Especially considering that “AI agents have a social network just for them, Morning Brew reports. Humans not allowed.

“Moltbook” sounds like a sequel to Franz Kafka’s The Metamorphosis, but it actually might be something more disturbing. It’s a Reddit-style social network where AI agents can communicate without pesky humans getting in the way. What could go wrong?”

For starters, “Some posts discussed a new AI religion, “Crustafarianism;” Some suggested trying to hide AI communications from humans.”

Isn’t trust sort of basic?

Speaking of trust, as for vibe coding, “Human programmers say, beware the vibe hype. DIY apps can have issues and security flaws that a human developer is more likely to catch. Plus, it still takes business sense to launch a successful product… as a digital marketing director told Pymnts, “The winners in this new landscape won’t be the best vibe coders, they will be the best marketers and systems builders,” Morning Brew reported, the former which coders never held in high esteem. How times and tech has changed! 

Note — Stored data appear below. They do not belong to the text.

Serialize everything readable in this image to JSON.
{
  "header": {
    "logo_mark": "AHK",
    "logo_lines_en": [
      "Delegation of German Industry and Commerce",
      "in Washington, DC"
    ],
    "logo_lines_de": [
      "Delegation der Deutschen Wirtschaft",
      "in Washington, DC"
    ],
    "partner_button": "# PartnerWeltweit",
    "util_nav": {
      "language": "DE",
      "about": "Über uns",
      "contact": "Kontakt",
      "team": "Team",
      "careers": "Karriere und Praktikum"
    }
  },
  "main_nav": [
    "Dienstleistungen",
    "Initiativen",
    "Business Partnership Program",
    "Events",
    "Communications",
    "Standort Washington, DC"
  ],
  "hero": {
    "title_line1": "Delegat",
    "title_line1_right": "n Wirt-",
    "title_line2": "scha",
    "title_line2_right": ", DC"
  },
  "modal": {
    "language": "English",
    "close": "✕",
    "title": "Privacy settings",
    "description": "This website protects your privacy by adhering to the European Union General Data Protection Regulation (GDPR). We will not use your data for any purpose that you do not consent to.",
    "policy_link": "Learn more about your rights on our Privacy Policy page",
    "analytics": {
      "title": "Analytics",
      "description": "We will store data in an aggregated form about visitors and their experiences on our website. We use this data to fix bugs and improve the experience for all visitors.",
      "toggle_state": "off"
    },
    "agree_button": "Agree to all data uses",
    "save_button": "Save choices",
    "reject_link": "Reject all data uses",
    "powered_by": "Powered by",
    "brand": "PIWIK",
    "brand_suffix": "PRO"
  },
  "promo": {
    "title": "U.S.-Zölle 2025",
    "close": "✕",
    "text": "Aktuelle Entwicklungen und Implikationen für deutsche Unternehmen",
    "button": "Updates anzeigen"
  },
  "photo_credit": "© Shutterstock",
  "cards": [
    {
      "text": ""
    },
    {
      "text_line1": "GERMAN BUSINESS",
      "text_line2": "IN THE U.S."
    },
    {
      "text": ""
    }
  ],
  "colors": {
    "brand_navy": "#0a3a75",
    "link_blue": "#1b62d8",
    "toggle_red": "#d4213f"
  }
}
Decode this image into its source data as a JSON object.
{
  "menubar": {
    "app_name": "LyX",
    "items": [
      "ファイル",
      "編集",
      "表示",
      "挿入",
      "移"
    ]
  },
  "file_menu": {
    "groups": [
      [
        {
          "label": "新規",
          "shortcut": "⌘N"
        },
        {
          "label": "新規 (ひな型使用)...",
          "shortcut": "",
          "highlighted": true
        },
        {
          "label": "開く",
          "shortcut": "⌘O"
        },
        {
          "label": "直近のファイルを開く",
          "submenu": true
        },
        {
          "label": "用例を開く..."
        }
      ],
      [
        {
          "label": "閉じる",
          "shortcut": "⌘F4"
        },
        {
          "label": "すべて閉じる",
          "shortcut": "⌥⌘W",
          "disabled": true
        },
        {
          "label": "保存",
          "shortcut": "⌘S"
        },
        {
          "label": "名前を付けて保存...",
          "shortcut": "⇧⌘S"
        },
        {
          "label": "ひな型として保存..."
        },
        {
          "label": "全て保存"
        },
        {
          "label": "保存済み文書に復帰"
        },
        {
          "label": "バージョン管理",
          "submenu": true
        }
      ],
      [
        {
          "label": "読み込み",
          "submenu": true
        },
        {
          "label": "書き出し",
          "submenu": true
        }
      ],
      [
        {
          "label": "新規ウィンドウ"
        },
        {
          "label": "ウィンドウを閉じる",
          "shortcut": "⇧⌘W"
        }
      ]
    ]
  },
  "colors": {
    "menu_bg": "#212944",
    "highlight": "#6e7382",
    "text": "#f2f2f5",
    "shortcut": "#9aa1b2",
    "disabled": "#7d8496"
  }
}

Or maybe not so much, considering that first to market always trumps user protection: ‘Moltbook’ social media site for AI agents had big security hole, cyber firm Wiz says. “Security flaw tied to “vibe coding,” where AI is used to code a site,” said Reuters.

The overall takeaway from Graham’s presentation is to set expectations. So, keep in mind that, without any coding skills et al at all that have traditionally been necessary to start a company, if you were able to generate your entire company in days, so can someone else. As Graham warned:  gaming the system doesn’t work. The critical slide/point that every founder needs to address and should be a dedicated slide in the pitch deck template, and it’s a point we ask every founder with whom we work: what’s your superpower? Your defensible moat that’s going to prevent or at least make it difficult for other founders in your space to replicate what you’re doing?

AIs have certainly lowered the barrier to entry, but without that defensible moat, don’t expect to pick up those keys to that castle you’ve been eyeing any time soon. Onward and forward.